My boyfriend has really bad anxiety, I do not. And I’m not going to lie, I have a really hard time sympathizing with him. I’ll be honest. I don’t understand it because it’s not something I deal with. However, I do all I can to try and help, but nothing I do seems to help. I feel like I’ve tried everything. I’ll listen to him and be the shoulder to cry on, type of thing. I’ve tried to encourage him to go do things and and try to give him courage. And there’s times where I don’t say anything. But it’s getting to a point where he’s just so negative about everything. If he spills milk he’ll complain about how this would only happen to him and say how much his life sucks.
He’s living at a friend;s house currently and doesn’t have a car to drive to work, so he has to ask for rides from his friend or their parents. He complains how he never has a ride, but when I ask him if he’s asked anyone at the house he says no and refuses to. I completely understand that being kicked out of his house and everything has been really hard for him. I really do. And with bigger issues like that, I literally do all I can to help, but now that I’m out of state it’s hard to, I always offer to ask my parents to give him a ride, and they like him, so it’s like it would not it would be a problem. But with things like this he just wallows in self pity and anytime I try to offer help he just shoots it down and complains more.

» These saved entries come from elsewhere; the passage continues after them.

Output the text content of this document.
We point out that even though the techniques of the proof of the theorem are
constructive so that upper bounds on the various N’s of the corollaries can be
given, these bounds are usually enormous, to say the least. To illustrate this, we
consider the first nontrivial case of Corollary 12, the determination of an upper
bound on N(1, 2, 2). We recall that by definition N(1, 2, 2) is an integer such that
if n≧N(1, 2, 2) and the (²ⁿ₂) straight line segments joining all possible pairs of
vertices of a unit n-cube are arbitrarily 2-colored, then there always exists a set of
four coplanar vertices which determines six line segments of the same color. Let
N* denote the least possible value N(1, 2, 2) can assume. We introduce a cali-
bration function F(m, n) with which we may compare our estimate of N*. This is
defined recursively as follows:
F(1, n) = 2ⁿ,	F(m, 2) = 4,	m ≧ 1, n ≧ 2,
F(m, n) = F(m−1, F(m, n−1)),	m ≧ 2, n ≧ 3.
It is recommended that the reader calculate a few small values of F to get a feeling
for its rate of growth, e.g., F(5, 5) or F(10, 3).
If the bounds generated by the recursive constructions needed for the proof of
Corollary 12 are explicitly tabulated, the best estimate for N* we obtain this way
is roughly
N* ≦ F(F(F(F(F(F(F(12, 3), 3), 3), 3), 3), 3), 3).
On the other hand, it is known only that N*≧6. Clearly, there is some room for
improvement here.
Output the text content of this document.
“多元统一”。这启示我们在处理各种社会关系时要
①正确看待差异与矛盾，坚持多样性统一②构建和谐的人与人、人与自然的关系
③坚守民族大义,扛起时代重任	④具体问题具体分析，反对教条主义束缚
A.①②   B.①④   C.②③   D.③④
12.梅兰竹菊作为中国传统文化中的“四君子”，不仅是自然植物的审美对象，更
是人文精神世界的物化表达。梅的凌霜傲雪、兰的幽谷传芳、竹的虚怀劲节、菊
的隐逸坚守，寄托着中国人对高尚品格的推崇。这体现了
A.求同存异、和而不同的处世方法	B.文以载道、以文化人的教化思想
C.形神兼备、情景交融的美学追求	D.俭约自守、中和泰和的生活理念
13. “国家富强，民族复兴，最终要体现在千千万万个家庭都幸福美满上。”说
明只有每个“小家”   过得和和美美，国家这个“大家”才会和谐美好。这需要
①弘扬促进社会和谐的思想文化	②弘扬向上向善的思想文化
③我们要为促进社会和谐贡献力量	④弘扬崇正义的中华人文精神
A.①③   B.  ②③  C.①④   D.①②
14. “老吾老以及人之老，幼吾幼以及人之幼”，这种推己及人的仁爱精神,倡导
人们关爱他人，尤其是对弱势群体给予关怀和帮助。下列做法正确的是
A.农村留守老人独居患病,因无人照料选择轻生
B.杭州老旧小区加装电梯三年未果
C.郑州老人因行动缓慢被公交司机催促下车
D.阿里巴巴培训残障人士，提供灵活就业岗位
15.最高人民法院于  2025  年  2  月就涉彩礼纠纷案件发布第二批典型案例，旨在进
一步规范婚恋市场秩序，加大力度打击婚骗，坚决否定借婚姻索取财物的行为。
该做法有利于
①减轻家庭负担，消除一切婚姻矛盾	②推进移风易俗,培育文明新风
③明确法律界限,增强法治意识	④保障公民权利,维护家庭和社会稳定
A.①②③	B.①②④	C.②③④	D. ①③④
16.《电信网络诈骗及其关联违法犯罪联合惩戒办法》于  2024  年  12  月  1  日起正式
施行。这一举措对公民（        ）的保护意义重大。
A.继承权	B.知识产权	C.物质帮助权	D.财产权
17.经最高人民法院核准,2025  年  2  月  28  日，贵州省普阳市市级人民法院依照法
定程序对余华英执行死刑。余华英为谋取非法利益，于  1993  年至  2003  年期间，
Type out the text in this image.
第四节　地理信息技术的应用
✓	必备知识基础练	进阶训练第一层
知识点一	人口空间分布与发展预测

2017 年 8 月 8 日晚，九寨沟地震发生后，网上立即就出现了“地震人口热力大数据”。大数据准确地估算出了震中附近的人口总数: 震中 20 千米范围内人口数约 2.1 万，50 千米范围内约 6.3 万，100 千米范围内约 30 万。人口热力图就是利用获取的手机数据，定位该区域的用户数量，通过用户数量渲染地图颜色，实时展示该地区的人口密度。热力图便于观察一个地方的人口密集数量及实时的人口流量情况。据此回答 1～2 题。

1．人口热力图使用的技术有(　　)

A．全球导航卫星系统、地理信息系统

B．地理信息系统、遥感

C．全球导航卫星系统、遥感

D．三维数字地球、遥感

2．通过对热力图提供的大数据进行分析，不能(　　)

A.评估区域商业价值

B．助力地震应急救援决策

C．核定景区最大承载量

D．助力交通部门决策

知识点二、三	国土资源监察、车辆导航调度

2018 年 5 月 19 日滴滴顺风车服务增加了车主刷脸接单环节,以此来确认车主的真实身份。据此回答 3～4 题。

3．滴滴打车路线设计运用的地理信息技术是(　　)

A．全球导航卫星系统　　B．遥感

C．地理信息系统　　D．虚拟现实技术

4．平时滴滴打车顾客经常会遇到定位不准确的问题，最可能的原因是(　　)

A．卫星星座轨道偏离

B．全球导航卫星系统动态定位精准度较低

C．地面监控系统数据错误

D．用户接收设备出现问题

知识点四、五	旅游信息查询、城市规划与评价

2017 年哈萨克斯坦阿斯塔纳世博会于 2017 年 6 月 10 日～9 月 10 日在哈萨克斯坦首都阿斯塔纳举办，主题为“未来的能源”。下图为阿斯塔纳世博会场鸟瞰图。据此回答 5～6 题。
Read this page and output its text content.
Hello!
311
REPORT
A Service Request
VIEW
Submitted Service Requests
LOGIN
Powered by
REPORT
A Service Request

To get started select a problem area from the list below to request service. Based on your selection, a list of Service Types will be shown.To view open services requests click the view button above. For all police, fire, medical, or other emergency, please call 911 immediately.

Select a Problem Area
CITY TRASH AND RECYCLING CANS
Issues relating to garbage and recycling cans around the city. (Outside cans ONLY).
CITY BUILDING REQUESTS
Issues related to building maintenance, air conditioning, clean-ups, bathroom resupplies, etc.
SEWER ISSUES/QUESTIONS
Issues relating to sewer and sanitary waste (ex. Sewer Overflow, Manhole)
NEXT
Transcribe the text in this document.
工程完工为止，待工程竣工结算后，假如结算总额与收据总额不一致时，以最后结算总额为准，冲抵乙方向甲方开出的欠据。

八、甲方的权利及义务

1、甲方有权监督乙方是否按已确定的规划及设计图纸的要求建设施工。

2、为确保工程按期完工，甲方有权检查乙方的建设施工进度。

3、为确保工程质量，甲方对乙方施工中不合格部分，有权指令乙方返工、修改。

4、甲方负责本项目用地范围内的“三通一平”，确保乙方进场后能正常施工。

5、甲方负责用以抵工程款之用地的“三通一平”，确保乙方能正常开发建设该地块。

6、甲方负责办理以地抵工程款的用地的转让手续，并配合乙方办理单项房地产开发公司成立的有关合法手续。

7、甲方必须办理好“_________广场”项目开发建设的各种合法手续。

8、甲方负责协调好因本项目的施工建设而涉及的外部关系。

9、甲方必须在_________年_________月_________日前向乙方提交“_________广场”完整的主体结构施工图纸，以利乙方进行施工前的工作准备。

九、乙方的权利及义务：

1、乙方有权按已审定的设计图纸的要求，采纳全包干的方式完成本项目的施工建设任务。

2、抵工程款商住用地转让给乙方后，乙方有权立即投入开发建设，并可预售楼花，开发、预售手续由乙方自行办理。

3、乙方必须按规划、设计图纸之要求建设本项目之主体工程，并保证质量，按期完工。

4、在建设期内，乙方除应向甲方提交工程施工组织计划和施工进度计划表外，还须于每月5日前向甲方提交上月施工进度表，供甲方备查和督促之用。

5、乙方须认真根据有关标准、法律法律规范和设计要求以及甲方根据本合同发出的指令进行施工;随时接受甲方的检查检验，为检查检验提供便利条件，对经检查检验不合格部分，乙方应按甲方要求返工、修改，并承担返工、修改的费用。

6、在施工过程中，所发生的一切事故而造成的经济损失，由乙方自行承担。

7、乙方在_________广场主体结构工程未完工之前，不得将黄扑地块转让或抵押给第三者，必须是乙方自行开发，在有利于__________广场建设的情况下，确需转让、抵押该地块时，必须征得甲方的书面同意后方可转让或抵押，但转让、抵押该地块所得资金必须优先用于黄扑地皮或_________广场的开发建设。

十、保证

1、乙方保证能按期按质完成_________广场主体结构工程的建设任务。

It’s getting to a point where I just get angry and annoyed. He always says how tired he is and can’t deal with anything going on. Which is understandable. But it’s gotten to the point now where he’s not handling anything. Making things worse since he doesn’t handle any of the problems that come up. He’s almost been fired from work for being late so many times because he can’t find a ride, meaning he fails to ask people.
I don’t know what to do anymore. Everytime something comes up I’m frantically trying to solve the issue so he doesn’t have to worry or stress about it, but then he doesn’t cooperate and it makes me feel dumb for even trying.
I care about him so much. And I truly believe he can improve his situation and be happy. I believe if he really tried he could be happy even with everything going on, but he doesn’t try anymore.
I’ve thought about breaking up with him, it’s just one of those thoughts that pop up. I don’t want to. When he is happy I have such an incredible time. He’s a great musician and I love hearing him sing and play the piano. But he’s just lost so much drive. I know that if I end things he’ll crumble. He won’t do anything. But at the same time I feel like I’m being dragged through so much negativity. And not to make excuses, but I’m working two jobs. I moved to a state where I don’t know anyone besides my 2 roommates and I’ve always had a really strong social life and right now I really don’t have any social life at all, and it has been difficult. But I’m still trying to help my boyfriend as much as possible but I don’t know what to do. I don’t know if I should just stay and help him as much as I can, or if I should try to end things, even though I don’t want to, but it’s been hard.
Any advice or thoughts would be helpful, thank you.